Rising temperatures in the country lead to increased air conditioning usage, putting extra strain on the nation's beleaguered power infrastructure. Iraqis observing Ramadan refrain even from drinking water for almost 16 hours per day and are greatly affected by the shutdowns.
Electricity cuts have been frequent in Iraq as the national system is unable to provide the required amount of energy in times of extreme heat, especially in the sweltering central and southern provinces.
For nearly a week, Iraqis have been taking to the streets at night in many cities to protest against repeated electricity cuts.
Prominent cities with large numbers of protesters include Najaf and Karbala, both holy cities to Shia Muslims. In the city of Nasiriyah, people protest on almost a daily basis, raising banners condemning rampant corruption and the lack of electricity.
Nearly 15 years after the fall of the Iraqi authoritarian government, basic electricity needs have yet to be met in a country where temperatures reach 50 degrees Celsius in the summer.
As summer temperatures go up each spring, public ire grows and is directed at Iraqi officials, widely seen as unwilling or uninterested in providing needed services, despite billions in oil revenue.
Iraq is the second largest oil producer in the Organization of Petroleum Exporting Countries (OPEC), with Saudi Arabia taking the top position. It has the current capacity to produce about 5 million bpd but now produces 4.45 million bpd as part of OPEC's plan to limit oil supply.
According to official reports, the Iraqi government spent about $40 billion to reform the electricity sector but witnessed little improvement due to mismanagement, inadequate maintenance, ever-increasing demand, and the aforementioned corruption.
In Iraq’s capital, some neighborhoods see power for only three hours a day, prompting many Iraqis to threaten to organize sit-in campaigns.
On Friday, university students staged a protest outside Karbala University to demand the release of one of their own arrested earlier in the week for participating in the demonstrations.
Many also took to the streets of the city of Kut and the main oil-producing province of Basra, Iraq's port on the Persian Gulf. In the latter, dozens of roads were blocked by blazing tires, set alight by residents to express anger at the shortages.
Iraq's electricity grid was severely damaged in the 1990s and further degraded during the 2003 US attack on the country. This has left most Iraqis to pay high prices to those that run private neighborhood diesel-powered generators for some limited relief.

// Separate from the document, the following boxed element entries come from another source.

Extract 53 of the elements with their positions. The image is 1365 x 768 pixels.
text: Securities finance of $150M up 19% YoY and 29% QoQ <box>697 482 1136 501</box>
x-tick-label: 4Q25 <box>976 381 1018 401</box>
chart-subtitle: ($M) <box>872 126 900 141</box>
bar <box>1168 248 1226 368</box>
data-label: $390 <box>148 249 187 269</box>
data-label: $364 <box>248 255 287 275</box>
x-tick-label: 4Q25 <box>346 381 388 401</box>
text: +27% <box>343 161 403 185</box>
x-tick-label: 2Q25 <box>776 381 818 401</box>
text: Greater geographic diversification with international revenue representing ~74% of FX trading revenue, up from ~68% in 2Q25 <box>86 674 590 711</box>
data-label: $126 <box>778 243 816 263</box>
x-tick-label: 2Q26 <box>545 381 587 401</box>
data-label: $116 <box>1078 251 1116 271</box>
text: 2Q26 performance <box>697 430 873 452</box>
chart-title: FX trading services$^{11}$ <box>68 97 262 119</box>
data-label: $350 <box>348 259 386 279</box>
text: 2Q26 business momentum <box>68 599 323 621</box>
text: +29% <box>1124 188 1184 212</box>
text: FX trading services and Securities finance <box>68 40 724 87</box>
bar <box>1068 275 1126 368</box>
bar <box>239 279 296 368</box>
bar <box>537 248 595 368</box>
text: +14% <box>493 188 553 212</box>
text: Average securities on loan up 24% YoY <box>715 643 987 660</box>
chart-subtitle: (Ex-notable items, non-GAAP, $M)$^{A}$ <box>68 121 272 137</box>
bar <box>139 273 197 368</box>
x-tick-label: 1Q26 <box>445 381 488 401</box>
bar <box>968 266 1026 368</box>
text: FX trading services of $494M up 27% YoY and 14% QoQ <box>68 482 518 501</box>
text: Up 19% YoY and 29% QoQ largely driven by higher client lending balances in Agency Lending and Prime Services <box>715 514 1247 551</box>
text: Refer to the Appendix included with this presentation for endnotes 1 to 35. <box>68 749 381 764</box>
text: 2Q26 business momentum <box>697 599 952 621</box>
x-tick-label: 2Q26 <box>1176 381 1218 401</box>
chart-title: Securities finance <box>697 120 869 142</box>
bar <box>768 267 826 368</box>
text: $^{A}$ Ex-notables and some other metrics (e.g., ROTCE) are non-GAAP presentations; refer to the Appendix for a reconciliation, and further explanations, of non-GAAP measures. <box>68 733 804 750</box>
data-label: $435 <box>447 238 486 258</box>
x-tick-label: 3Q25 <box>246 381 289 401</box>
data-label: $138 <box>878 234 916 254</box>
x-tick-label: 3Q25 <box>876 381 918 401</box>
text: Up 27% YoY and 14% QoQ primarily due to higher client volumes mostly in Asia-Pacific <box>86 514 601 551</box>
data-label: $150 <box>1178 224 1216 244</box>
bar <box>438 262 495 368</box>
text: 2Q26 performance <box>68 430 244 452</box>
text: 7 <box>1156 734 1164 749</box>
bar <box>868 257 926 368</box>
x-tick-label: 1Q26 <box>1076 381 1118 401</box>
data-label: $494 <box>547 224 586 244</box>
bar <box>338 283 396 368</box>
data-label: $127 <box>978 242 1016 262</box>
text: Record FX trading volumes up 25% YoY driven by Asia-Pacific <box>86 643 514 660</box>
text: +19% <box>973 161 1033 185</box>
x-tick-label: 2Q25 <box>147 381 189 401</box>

The semi-autonomous Kurdistan Region has been suffering from the same crisis, but the average electricity supply provided is much higher than the rest of Iraq.
Recently, the Kurdistan Regional Government (KRG) announced that the government would provide 24 hours of electricity during the month of Ramadan with the help of local electricity generators installed in different neighborhoods across the region.
In addition to electricity, Iraq suffers from a chronic lack of other services, including water and sanitation.